The topic today is "Electrocution" or "What Can Happen When a Crane Boom Hits an Energized Power Line".

Most of you who have spent time in heavy construction know of someone who has been killed or severely shocked or burned by such an accident. The cause is generally poor judgment or forgetfulness.

When a job is being planned, power lines should be located and the voltages determined. Provisions should be made to eliminate the danger by having the current shut off or to minimize the danger by setting up safe procedures. Make sure you know if the current is shut off and that you understand the established safe pro­cedures when working around power lines.

A TYPICAL CASE

Forgetfulness is bad enough. But poor judgment is even worse, as illustrated by the following example: A change of work area made it necessary to position a crane under a power line. With the boom in the air, the crane was rolled forward and then stopped. Supposedly, it was far enough away from the line to allow the boom to be lowered without hitting the wires. But the boom didn't clear.

WHO WAS AT FAULT?

Who was guilty of poor judgment? The whole crew, which includes the operator and the men who guided the movement and gave the signals.

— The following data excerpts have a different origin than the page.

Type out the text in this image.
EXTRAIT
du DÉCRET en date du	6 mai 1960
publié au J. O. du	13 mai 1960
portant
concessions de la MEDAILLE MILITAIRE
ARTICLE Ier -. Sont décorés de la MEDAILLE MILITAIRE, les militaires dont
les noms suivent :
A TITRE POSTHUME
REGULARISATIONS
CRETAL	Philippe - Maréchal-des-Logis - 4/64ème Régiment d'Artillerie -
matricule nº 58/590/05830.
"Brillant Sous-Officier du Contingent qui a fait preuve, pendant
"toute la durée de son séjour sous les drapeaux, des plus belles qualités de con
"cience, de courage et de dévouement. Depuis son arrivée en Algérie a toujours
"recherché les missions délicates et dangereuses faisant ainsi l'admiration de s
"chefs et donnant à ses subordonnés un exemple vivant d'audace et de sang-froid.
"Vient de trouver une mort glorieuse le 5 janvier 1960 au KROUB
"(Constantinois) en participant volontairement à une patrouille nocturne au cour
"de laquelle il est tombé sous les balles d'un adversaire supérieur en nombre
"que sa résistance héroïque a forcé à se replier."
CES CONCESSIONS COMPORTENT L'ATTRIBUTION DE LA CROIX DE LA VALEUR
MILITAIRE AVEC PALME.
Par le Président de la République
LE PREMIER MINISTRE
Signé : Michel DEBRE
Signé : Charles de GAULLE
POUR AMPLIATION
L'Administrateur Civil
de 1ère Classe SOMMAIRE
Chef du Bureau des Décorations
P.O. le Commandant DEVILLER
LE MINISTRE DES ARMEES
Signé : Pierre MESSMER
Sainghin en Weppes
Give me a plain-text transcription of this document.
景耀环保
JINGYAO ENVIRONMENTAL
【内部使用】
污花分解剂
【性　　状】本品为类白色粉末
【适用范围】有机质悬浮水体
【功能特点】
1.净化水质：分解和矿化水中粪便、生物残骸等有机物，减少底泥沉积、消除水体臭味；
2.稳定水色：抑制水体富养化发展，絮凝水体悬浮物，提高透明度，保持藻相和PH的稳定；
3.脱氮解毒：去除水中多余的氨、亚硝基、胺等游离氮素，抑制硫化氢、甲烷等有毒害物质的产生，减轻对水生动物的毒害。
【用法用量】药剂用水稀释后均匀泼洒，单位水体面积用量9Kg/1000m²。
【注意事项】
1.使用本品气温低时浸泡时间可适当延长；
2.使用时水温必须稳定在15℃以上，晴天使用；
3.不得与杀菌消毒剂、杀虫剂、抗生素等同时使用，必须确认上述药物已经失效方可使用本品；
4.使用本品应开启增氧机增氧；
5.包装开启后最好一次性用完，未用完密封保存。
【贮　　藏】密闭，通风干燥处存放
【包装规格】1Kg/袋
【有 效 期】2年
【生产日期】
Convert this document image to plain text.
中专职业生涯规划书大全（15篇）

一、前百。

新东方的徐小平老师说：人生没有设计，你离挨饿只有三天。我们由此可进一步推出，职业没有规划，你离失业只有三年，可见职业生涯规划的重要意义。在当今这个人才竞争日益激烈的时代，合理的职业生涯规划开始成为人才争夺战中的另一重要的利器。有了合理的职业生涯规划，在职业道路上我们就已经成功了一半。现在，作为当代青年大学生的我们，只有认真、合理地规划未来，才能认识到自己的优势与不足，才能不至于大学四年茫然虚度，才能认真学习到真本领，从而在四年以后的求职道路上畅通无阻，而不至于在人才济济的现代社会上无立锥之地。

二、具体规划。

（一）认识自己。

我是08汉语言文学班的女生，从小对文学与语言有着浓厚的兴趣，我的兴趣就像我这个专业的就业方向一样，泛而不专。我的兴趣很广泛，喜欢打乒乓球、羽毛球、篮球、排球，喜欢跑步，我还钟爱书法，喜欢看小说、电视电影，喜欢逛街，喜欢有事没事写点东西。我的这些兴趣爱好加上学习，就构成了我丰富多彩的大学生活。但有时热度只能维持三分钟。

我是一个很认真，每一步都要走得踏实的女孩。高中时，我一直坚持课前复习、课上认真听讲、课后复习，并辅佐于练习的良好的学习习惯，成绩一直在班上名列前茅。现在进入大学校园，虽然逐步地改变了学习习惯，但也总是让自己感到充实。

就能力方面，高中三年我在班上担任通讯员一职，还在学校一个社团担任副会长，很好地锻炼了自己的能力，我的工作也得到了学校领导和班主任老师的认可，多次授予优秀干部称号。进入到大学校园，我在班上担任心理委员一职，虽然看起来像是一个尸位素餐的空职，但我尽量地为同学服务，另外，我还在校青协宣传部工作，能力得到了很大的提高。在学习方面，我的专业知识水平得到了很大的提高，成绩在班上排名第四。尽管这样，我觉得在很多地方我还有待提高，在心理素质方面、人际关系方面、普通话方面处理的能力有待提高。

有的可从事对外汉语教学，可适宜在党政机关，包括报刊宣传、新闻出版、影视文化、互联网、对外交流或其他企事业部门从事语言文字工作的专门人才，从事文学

What should the men have done? Obviously, they should have stopped the crane farther back. They also should have kept a close watch on the block as the boom was being lowered, and signaled the operator to stop when it became evident that the boom was going to hit the power line. Had they done so, the crane could have backed off and completed the lowering without a mishap.

But what about the operator? He knew the length of the boom and the arc it made when being raised or lowered. He should have allowed enough distance to provide clearance, regardless of the ground men's lack of judgment.

All crew members share the responsibility for preventing accidents in situations such as the one described. All must be alert at all times; first to protect themselves, and second, to protect the other person. If someone appears to be forgetful or inattentive, wake that individual up.

WORTH REPEATING

When you're working close to a power line, use good judgment. Keep boom, cable block and tag line a minimum of ten feet away. Even greater clearance may be required, depending on voltage and work conditions. Remember, the current will jump from the power line to the boom or cable without contact being made.